During most of my childhood, drought paralyzed West Texas. I recall wind but very little rain. In a wet year, Midland averages fourteen inches. What few rainstorms we had became spectacular events, with water rushing down the streets in fast-moving torrents. Certain roads were built like natural arroyos, with dips in the middle to channel the runoff into the big parks, like A Street Park, which for the majority of its historical life had been a buffalo wallow and filled up, lakelike, when it rained. Then, at dusk, the low places would teem with frogs that had congregated in the damp. We heard their rhythmic croaking as we fell asleep. They were usually gone by dawn when the sun rose to bake the ground back to dryness. And every night, the cool air carried the piercing call of train whistles as miles of freight cars rolled past Midland on the rails.

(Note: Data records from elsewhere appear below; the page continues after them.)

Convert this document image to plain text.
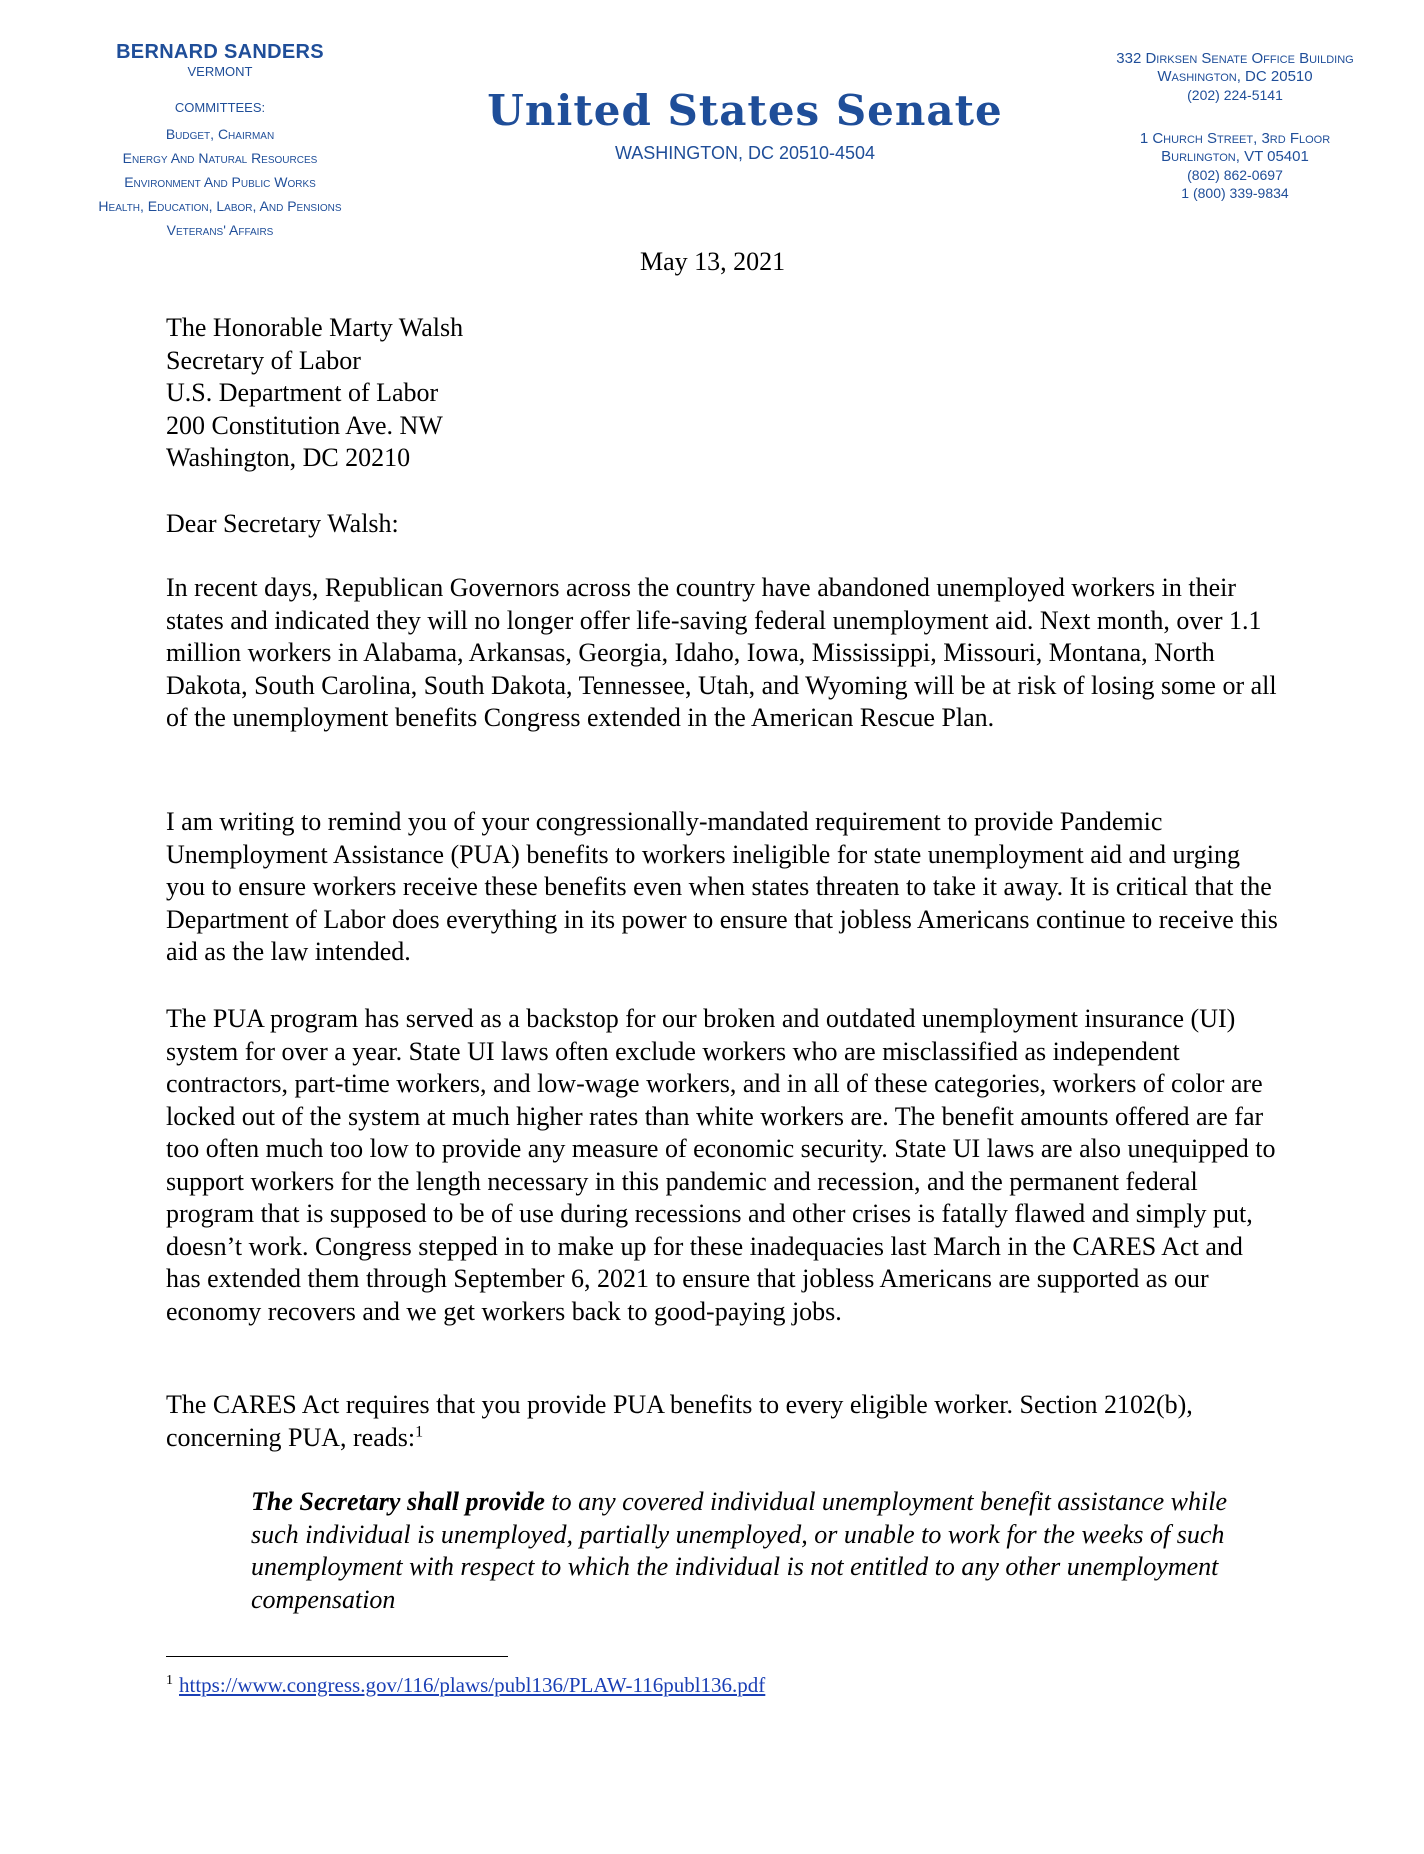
BERNARD SANDERS
VERMONT
COMMITTEES:
Budget, Chairman
Energy And Natural Resources
Environment And Public Works
Health, Education, Labor, And Pensions
Veterans' Affairs
United States Senate
WASHINGTON, DC 20510-4504
332 Dirksen Senate Office Building
Washington, DC 20510
(202) 224-5141
1 Church Street, 3rd Floor
Burlington, VT 05401
(802) 862-0697
1 (800) 339-9834
May 13, 2021
The Honorable Marty Walsh
Secretary of Labor
U.S. Department of Labor
200 Constitution Ave. NW
Washington, DC 20210
Dear Secretary Walsh:

In recent days, Republican Governors across the country have abandoned unemployed workers in their states and indicated they will no longer offer life-saving federal unemployment aid. Next month, over 1.1 million workers in Alabama, Arkansas, Georgia, Idaho, Iowa, Mississippi, Missouri, Montana, North Dakota, South Carolina, South Dakota, Tennessee, Utah, and Wyoming will be at risk of losing some or all of the unemployment benefits Congress extended in the American Rescue Plan.

I am writing to remind you of your congressionally-mandated requirement to provide Pandemic Unemployment Assistance (PUA) benefits to workers ineligible for state unemployment aid and urging you to ensure workers receive these benefits even when states threaten to take it away. It is critical that the Department of Labor does everything in its power to ensure that jobless Americans continue to receive this aid as the law intended.

The PUA program has served as a backstop for our broken and outdated unemployment insurance (UI) system for over a year. State UI laws often exclude workers who are misclassified as independent contractors, part-time workers, and low-wage workers, and in all of these categories, workers of color are locked out of the system at much higher rates than white workers are. The benefit amounts offered are far too often much too low to provide any measure of economic security. State UI laws are also unequipped to support workers for the length necessary in this pandemic and recession, and the permanent federal program that is supposed to be of use during recessions and other crises is fatally flawed and simply put, doesn’t work. Congress stepped in to make up for these inadequacies last March in the CARES Act and has extended them through September 6, 2021 to ensure that jobless Americans are supported as our economy recovers and we get workers back to good-paying jobs.

The CARES Act requires that you provide PUA benefits to every eligible worker. Section 2102(b), concerning PUA, reads:$^1$

The Secretary shall provide to any covered individual unemployment benefit assistance while such individual is unemployed, partially unemployed, or unable to work for the weeks of such unemployment with respect to which the individual is not entitled to any other unemployment compensation
$^1$ https://www.congress.gov/116/plaws/publ136/PLAW-116publ136.pdf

I was a homebody even as a child. My mother enrolled me in ballet, piano, and Brownies, but I was happiest at school or at home. The absence of brothers and sisters had another side: it cemented the deep bonds between my parents and myself. We were a tightly knit unit of three. My parents took me out to dinner, took me driving. Our lives intertwined, and I wanted to be with them. I felt my greatest sense of contentment lying on the couch in our den. I had no desire to stray too far from home or from Mother and Daddy.

The summer when I was eight, Mother was pregnant with the baby who would have been my sister. The baby was not due until September, but on July 15, Mother went into labor. Daddy drove her to Midland Memorial, and I was sent to stay with Alyne Gray and her daughter, Jane. It was Alyne who told me that my sister had died, that no baby would be coming home.